Where the old way of thinking about strategy tried to be comprehensive and declaratory, the new approach is specific and pragmatic. It realises that we can’t solve all of the world’s problems, but that some problems are more important than others. Some problems, when properly addressed, allow us to make progress elsewhere. And through that steady process—fixing, hardening, reaffirming and aligning—we can directly improve our security and wellbeing.
The government demanded meaningful solutions from the ADF for the handful of problems at the core of the 2024 NDS. The specific list is very tightly classified, although we can probably guess some of the government’s concerns. The ADF is tasked with becoming a focused force designed in its policy frameworks and equipment acquisitions to directly solve these problems. Doing so will help us to manage the threat of China’s aggression, respond to potential crises in our region and mitigate some of the costs of a regional conflict.

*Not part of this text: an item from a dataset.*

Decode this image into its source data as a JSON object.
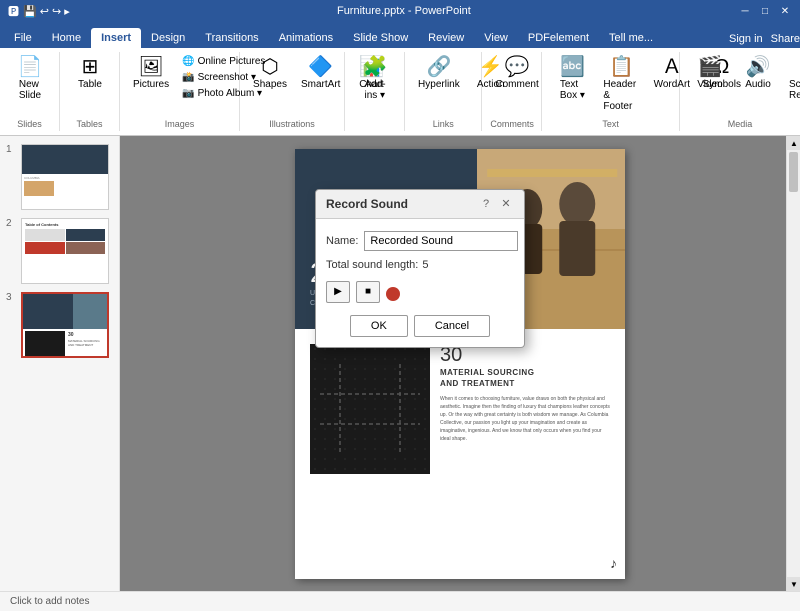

‘Strategy as problem solving’ shifts the emphasis from declaring our principles to diagnosing our problems. The key work of Australian strategists in the years to come will be twofold: to identify which problems are most important, based on their significance, the likelihood of harm and how we might resolve them; and to interrogate their dynamics, understanding why they’re so hard and where leverage points may be found to seek better patterns of order.
The post-Cold War era view that strategy was about asserting principles and applying resources was never very effective and has badly failed us in today’s era of great-power competition and disruption. Through the 2023 DSR and the 2024 NDS, Australia has begun to shift to a better way of thinking about strategy. Only by recognising strategy as problem solving can the full strengths and challenges of Australia’s new approach to security be properly understood.